共和党大会を振り返る

ジュリアーニ氏のスピーチは聴衆の心を掴んだ感じでした。大会全体を盛り上げるために、とりあえずジュリアーニ氏がどかんとスピーチしてもらうという作戦は良かったように思います。

とはいえ、以前も書きましたが、共和党大会にはブッシュ親子も来ない、ルビオは動画のみ、クルーズはスピーチには来たけど支持はしないと、どうも顔ぶれ的にぱっとしません。クルーズ氏の奥様に物理的な嫌がらせをしようとした人物がいて、慌てて退場したという報道もあり、ぱっとしない話題が積み重なります。トランプ氏がクルーズ氏の奥様についていろいろ悪く言ったことが、どうも両者の間、或いは双方の支持者の間にも、感情的なしこりを残したように見受けられます。

トランプ氏の若くて美しい奥様ですが、英語のスピーチが酷評されています。英語ネイティブの方ではないのですし、そもそもいろいろな国から人が集まってできているアメリカで、英語が下手なことを揶揄するのは酷ではないのかと思います。トランプさんがヒスパニックをいろいろ悪く言ったことのブーメランと言えばそうかも知れないですが、やはり、英語ネイティブでない人に英語が下手だと言ってバカにするのをいいことだとは思えません。一方で、奥様のスピーチはオバマさんの奥様のスピーチのぱくりがあったということも話題になりました。これはスピーチライターが悪いです。人材がいないということをここでも露呈したように感じられます。

トランプさんの政策のトーンダウンが指摘されている一方で、メキシコとの国境に壁を作ることを共和党として正式に決めたということですが、これはアメリカの領土の内側で作るものですから、壁を作ること自体には外国との交渉を必要としませんし、壁を実際に作らなくても、メキシコと「金を出せ」「だすわけねえだろ」のやりとりをぐだぐだ続ければいいので入れたのではないかと思います。トランプ色を薄め過ぎないというのが狙いだと思いますが、まあ、ここまでぐだぐだぼろぼろだと勝機ははっきり言ってだいぶ低いと思いますので、どうでもいいといえばどうでもいいことにように思えてきます。

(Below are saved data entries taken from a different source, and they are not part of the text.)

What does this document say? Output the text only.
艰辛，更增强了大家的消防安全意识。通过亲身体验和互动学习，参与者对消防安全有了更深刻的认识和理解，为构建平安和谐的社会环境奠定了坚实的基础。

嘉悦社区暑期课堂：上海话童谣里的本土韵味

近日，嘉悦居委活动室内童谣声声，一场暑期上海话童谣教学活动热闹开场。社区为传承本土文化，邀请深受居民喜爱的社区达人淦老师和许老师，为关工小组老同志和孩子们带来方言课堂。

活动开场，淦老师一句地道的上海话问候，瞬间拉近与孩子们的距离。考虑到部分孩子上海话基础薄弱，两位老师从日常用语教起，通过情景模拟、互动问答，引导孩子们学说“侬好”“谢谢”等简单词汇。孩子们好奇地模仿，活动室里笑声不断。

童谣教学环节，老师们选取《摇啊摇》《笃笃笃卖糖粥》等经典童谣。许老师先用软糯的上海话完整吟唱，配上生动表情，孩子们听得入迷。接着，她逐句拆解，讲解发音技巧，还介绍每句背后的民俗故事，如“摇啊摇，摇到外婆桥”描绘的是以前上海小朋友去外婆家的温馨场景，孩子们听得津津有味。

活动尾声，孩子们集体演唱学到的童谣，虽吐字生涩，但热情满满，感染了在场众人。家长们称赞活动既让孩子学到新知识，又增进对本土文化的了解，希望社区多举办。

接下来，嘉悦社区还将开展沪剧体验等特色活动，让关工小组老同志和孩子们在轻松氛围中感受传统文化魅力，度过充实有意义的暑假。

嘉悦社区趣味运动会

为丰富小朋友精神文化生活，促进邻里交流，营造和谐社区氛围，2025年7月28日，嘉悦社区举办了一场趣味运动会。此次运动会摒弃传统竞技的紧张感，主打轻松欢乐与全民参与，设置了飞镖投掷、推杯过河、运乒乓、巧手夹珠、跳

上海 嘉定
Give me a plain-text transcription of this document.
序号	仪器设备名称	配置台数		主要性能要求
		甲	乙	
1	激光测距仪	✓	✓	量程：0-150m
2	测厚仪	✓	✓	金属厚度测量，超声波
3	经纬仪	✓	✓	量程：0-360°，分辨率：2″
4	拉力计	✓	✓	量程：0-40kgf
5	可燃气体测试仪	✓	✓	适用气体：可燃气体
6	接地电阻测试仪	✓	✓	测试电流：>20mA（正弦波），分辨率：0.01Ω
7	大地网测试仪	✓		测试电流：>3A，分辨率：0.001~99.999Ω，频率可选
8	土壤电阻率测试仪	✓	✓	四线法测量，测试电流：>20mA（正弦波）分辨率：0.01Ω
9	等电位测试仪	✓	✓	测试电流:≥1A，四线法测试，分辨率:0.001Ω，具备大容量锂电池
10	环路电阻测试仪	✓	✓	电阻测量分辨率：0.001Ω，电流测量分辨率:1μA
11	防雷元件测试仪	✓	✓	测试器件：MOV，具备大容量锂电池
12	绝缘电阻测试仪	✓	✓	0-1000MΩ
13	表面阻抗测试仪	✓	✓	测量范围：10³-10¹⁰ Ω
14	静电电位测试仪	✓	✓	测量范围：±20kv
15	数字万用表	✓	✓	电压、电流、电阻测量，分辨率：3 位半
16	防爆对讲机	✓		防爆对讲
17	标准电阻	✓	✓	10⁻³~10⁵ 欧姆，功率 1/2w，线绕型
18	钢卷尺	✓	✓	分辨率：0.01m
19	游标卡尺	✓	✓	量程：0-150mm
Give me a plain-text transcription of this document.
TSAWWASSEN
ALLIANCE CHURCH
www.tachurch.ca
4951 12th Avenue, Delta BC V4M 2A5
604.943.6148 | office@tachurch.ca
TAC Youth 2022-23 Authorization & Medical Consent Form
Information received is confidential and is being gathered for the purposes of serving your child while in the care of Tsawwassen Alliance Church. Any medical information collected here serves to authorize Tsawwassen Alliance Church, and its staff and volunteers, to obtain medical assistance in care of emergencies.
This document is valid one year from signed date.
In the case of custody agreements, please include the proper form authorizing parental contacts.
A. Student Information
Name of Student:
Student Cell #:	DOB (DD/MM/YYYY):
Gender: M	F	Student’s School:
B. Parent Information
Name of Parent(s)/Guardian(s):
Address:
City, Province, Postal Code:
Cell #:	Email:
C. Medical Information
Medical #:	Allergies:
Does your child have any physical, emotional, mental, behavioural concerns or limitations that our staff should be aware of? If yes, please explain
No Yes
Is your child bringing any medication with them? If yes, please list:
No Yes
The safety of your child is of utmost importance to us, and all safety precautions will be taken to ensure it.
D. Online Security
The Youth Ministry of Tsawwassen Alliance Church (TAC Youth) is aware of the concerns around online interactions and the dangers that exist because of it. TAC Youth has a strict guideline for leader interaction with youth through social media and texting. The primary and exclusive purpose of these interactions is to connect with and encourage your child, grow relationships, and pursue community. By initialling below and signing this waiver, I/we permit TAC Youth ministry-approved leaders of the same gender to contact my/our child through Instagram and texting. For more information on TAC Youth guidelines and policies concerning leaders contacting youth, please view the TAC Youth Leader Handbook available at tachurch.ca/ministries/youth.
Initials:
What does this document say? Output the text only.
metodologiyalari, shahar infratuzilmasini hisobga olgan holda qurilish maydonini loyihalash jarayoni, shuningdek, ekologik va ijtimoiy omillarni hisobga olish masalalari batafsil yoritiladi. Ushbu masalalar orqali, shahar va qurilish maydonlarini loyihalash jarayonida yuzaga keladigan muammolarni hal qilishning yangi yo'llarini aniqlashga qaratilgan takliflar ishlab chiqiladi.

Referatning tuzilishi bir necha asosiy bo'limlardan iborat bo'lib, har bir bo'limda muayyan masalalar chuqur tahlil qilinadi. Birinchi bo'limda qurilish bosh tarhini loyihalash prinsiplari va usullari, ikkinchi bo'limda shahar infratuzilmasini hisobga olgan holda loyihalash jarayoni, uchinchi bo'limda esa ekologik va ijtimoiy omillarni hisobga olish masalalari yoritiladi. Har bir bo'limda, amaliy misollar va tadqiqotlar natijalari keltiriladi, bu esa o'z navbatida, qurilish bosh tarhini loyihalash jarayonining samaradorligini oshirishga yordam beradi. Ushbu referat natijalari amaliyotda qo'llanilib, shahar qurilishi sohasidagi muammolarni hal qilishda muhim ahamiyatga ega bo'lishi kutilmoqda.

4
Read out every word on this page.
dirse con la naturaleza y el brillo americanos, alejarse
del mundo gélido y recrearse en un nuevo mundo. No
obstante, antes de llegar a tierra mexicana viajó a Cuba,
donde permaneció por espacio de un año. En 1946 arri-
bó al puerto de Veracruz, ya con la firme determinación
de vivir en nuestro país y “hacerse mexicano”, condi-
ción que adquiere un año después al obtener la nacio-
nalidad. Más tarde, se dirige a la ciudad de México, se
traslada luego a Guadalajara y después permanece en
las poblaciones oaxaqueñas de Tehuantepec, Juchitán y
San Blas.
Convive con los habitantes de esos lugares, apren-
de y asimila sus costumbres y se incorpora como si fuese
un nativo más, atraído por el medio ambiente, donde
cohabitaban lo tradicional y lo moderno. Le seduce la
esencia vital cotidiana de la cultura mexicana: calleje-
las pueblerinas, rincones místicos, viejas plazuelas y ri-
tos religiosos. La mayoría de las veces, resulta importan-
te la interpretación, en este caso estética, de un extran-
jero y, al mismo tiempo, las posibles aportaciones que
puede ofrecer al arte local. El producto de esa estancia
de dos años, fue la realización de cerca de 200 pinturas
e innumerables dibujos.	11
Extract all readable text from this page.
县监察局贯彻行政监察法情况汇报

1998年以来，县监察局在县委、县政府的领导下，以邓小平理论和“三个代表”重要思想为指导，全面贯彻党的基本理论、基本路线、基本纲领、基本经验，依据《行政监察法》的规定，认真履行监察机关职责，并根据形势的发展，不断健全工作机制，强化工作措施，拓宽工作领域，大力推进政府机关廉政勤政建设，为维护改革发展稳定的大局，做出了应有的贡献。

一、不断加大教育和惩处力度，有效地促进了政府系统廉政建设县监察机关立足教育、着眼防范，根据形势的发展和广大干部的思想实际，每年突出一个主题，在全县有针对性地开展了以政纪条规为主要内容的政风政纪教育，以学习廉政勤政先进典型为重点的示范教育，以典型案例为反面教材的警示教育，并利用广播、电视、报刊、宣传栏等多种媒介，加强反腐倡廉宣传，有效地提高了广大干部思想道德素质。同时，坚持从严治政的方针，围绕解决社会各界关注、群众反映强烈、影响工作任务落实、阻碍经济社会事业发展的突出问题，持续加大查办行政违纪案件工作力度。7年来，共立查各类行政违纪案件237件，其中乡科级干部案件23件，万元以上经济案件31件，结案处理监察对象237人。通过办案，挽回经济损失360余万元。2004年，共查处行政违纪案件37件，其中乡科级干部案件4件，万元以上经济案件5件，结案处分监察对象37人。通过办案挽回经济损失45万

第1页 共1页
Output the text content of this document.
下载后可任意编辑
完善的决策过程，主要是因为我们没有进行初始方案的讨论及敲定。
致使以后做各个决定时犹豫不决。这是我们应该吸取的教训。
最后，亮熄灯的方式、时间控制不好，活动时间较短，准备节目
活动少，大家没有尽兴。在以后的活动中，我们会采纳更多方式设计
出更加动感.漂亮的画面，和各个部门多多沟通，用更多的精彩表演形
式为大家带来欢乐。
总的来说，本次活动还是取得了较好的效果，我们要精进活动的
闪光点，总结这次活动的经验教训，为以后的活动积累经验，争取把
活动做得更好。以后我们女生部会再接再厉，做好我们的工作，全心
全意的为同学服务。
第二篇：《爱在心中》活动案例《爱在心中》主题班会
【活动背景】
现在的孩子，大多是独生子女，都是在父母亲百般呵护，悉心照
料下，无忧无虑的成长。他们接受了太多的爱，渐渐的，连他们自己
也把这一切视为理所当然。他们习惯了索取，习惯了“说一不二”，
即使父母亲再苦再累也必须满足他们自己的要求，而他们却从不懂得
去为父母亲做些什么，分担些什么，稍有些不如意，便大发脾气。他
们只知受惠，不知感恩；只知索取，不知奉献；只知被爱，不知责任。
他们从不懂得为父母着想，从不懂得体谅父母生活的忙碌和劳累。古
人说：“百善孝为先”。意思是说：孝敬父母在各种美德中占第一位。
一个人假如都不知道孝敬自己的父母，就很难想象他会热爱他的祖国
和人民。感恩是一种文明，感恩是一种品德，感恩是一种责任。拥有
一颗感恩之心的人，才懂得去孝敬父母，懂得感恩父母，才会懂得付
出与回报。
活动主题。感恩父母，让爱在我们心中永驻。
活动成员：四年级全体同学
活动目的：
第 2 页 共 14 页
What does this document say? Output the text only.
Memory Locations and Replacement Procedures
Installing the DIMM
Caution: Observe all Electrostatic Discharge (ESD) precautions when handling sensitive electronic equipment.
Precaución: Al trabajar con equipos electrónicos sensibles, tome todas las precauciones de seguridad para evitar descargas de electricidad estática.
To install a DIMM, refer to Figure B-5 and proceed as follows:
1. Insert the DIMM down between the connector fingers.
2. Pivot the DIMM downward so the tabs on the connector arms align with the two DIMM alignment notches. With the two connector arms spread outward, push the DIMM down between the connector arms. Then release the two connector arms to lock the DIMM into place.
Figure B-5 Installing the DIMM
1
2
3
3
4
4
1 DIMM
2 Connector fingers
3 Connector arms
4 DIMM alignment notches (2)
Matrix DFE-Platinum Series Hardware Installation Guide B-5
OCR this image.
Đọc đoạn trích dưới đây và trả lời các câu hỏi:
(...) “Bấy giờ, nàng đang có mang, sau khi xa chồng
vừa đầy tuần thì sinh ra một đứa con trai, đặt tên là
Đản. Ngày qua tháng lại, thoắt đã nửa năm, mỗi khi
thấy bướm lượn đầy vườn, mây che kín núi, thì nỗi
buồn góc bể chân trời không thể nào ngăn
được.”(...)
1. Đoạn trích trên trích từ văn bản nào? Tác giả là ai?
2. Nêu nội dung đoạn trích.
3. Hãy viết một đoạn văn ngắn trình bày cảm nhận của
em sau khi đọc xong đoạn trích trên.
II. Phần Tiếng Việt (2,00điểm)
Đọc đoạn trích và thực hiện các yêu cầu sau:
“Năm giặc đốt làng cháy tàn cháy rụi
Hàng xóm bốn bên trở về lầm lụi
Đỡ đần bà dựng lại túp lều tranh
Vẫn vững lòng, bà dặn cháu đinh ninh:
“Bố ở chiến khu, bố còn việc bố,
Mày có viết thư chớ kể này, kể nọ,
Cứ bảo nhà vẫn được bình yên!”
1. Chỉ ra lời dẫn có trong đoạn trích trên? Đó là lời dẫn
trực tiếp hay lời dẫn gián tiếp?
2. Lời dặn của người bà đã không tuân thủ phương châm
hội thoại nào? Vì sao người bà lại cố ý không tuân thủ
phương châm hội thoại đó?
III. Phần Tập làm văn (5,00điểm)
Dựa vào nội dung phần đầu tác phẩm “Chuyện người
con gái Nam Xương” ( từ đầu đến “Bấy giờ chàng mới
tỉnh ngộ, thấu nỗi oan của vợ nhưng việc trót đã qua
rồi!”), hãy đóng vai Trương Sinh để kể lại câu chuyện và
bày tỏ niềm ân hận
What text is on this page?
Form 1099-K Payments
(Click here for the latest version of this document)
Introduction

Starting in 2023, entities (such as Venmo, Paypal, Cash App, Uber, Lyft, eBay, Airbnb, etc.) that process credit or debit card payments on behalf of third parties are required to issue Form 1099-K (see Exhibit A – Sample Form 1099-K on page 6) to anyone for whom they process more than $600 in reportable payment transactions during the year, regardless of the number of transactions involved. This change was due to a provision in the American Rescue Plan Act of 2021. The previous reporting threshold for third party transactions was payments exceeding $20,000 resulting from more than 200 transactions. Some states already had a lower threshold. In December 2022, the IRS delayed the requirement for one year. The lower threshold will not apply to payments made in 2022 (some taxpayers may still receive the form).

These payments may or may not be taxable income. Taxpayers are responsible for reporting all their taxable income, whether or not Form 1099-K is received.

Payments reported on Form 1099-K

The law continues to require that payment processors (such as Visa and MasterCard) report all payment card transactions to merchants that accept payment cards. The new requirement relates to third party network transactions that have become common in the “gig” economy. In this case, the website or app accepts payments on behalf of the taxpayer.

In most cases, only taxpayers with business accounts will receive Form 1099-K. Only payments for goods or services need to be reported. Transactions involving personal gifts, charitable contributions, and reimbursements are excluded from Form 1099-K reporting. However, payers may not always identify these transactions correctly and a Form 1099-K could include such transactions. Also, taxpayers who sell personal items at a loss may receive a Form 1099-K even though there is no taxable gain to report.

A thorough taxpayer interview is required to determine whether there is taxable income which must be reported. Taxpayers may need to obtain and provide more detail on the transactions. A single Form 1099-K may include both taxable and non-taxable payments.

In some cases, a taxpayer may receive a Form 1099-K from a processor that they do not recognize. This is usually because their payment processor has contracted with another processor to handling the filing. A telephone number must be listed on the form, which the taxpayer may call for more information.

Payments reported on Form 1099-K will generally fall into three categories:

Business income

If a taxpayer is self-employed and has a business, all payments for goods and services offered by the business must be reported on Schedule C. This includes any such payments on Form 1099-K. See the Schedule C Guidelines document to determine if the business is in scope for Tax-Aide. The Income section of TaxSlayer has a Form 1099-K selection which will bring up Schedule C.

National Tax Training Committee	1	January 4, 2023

「アメリカは素晴らしい」「アメリカは神の国」的なことを言うと聴衆が盛り上がるのは、アメリカの国情というものですが、そういうアジテーションの部分だけが大いに盛り上がったというように私には見えました。ジュリアーニが大統領候補になっていたら、いろいろ違ったかも知れないですが、どうやら民主党のヒラリーさんで大体、決まるのではないかと改めて思った次第です。

次は民主党大会です。ヒラリーさんとサンダースさんの支持者の間でどの程度和解が進むかが注目されます。オバマさんも出てきて、サンダースさんもヒラリーを支持すると言明すれば、和解がそれなりに促進されていくと見ていいのではないかと思います。

ということは、これはもう決まったようなものですねぇ。